Ha fatto molto discutere la proposta di Fratelli d'Italia di istituire una nuova commissione d'inchiesta parlamentare per indagare su un eventuale pista "estera". Una decisione dalle motivazioni opache, dopo che anche le nuove sentenze di primo grado, arrivate tra il 2020 e il 2023, che inquadrano il ruolo, prima di Gilberto Cavallini e poi di Paolo Bellini nel concorso alla strage, ribadiscano il ruolo centrale dei gruppi neofascisti italiani. Cavallini è stato anche l'esecutore materiale dell'assassinio del magistrato romano Mario Amato, che stava in quel momento indagando sui legami tra i Nar, la criminalità organizzata e i servizi segreti. Tutti e cinque i terroristi finiti a processo hanno confessato l'omicidio.
Non solo, i nuovi processi hanno puntato il riflettore sui mandanti della strage: Licio Gelli, Umberto Ortolani, Federico Umberto D'Amato e Mario Tedeschi, membri della famigerata loggia P2 che ha condizionato il periodo stragista e decenni di politica italiana agendo in funzione di quella che è stata definita la "strategia della tensione".

La mano invisibile  tra P2, intelligence e depistaggi

La P2, insieme a diversi membri dell'Intelligence italiana, sarebbe stata alla base dei numerosi depistaggi, volti a coprire il ruolo dell'estrema destra terrorista, che hanno coinvolto anche una fetta più o meno ampia dei servizi di sicurezza dell'epoca, tra cui il generale Giuseppe Santovito e il colonnello Piero Musumeci. I due in particolare hanno pilotato, nel 1981, il ritrovamento, sul treno Taranto - Bologna, di un carico di armi ed esplosivi che combacerebbero con il materiale dinamitardo usato per l'attentato dell'anno prima a Bologna, insieme ai documenti (falsi) di due presunti terroristi stranieri. La Cassazione, il grado supremo di giudizio in Italia, ha confermato che il carico era stato lì posizionato proprio da quella fetta di servizi deviati e collusi con la loggia P2, che hanno partecipato ai molteplici depistaggi, nati proprio all'interno degli apparati corrotti dello Stato.

Una mano invisibile , questa, che indicava  piste estere, tra cui le più celebri sono quelle del terrorista rosso Carlos e quella palestinese che indicava il coinvolgimento palestinese come vendetta perché l'Italia non avrebbe rispettato il "lodo Moro" - il patto informale stretto tra l'Italia e i membri del Fronte popolare per la liberazione della Palestina con cui si riconosceva la legittimità della resistenza palestinese, e secondo cui questi ultimi non sarebbero stati perseguiti se trovati in possesso di armi sul territorio italiano, per porre fine, in cambio, alle violenze che avevano toccato anche l'Italia, come nel caso più eclatante dell'attentato all'aeroporto di Fiumicino nel 1973 che uccise 32 persone -  con l'arresto di Abu Saleh del 1979, riconosciuto come committente del trasporto di alcuni missili aria terra. 

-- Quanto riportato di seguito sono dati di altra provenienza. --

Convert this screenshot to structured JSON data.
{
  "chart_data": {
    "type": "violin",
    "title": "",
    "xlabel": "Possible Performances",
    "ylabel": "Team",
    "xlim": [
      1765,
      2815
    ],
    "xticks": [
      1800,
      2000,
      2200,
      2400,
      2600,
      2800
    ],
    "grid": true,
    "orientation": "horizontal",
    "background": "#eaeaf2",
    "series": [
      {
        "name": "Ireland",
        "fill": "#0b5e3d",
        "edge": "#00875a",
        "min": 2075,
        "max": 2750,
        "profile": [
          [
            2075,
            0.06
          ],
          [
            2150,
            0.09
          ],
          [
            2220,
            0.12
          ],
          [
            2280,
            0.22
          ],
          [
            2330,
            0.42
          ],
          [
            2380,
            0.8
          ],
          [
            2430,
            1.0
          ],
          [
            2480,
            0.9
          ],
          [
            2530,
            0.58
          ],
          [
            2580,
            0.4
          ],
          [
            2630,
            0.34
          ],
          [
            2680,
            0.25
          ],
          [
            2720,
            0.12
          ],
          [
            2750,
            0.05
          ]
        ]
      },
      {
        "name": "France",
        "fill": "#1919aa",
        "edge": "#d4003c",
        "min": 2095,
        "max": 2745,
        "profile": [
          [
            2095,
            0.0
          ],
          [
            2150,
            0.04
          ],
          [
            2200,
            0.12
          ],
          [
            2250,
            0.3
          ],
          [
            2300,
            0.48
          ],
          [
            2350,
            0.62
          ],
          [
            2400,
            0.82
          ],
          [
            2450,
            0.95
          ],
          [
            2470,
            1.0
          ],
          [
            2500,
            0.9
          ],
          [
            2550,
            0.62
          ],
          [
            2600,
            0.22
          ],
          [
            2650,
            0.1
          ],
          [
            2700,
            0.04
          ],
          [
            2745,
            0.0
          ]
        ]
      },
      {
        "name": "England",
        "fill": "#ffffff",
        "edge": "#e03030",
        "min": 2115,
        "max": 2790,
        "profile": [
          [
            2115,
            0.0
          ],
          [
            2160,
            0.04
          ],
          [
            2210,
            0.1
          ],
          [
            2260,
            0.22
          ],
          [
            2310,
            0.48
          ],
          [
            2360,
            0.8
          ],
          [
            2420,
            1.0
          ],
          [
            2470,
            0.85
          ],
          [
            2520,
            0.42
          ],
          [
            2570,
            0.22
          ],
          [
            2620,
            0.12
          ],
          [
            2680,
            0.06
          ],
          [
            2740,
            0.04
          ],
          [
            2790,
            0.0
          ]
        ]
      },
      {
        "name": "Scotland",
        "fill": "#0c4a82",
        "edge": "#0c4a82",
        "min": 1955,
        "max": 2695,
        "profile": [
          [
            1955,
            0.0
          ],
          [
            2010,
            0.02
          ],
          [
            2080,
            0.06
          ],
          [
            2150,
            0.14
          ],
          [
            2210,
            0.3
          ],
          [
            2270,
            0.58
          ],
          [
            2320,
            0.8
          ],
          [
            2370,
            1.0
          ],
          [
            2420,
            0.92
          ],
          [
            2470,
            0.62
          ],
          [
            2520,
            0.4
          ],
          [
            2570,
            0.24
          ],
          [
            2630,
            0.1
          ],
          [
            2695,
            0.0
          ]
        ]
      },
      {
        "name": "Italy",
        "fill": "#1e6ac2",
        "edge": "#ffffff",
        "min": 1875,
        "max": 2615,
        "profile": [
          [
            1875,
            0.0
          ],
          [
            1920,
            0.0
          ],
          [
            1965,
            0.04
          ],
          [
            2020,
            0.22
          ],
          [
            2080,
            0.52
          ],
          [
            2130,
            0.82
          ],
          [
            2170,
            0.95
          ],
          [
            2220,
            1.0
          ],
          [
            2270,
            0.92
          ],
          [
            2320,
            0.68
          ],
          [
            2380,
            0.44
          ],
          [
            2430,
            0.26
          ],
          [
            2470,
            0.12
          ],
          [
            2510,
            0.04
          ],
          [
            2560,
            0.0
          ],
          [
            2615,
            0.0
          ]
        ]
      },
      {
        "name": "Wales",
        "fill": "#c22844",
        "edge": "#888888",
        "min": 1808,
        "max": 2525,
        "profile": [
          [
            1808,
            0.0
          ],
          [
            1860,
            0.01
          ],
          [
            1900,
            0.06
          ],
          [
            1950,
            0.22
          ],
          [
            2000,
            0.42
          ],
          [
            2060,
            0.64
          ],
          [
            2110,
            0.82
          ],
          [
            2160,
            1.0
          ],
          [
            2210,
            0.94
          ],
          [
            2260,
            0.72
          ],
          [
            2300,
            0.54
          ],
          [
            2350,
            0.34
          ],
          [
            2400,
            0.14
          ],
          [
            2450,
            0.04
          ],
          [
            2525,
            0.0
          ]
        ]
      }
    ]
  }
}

I timori di una nuova commissione parlamentare

Diversi membri della destra italiana hanno continuato negli anni a rivendicare l'esistenza della pista estera, in particolare quella palestinese, anche se bocciata diverse volte dalla magistratura, nell'ambito delle diverse inchieste sul caso. In molti temono che la nuova commissione di inchiesta possa voler a tutti i costi deresponsabilizzare i neofascisti dall'accaduto, in una rilettura che forzando la pista estera, come già successo in passato, distoglierebbe l'attenzione dal ruolo, ben più ampio e al contrario accertato, che i neofascisti, i membri della P2 e diversi esponenti all'interno degli apparati statali hanno avuto nella vicenda. Uno dei capitoli più oscuri ad aver condizionato la storia italiana in modo permanente.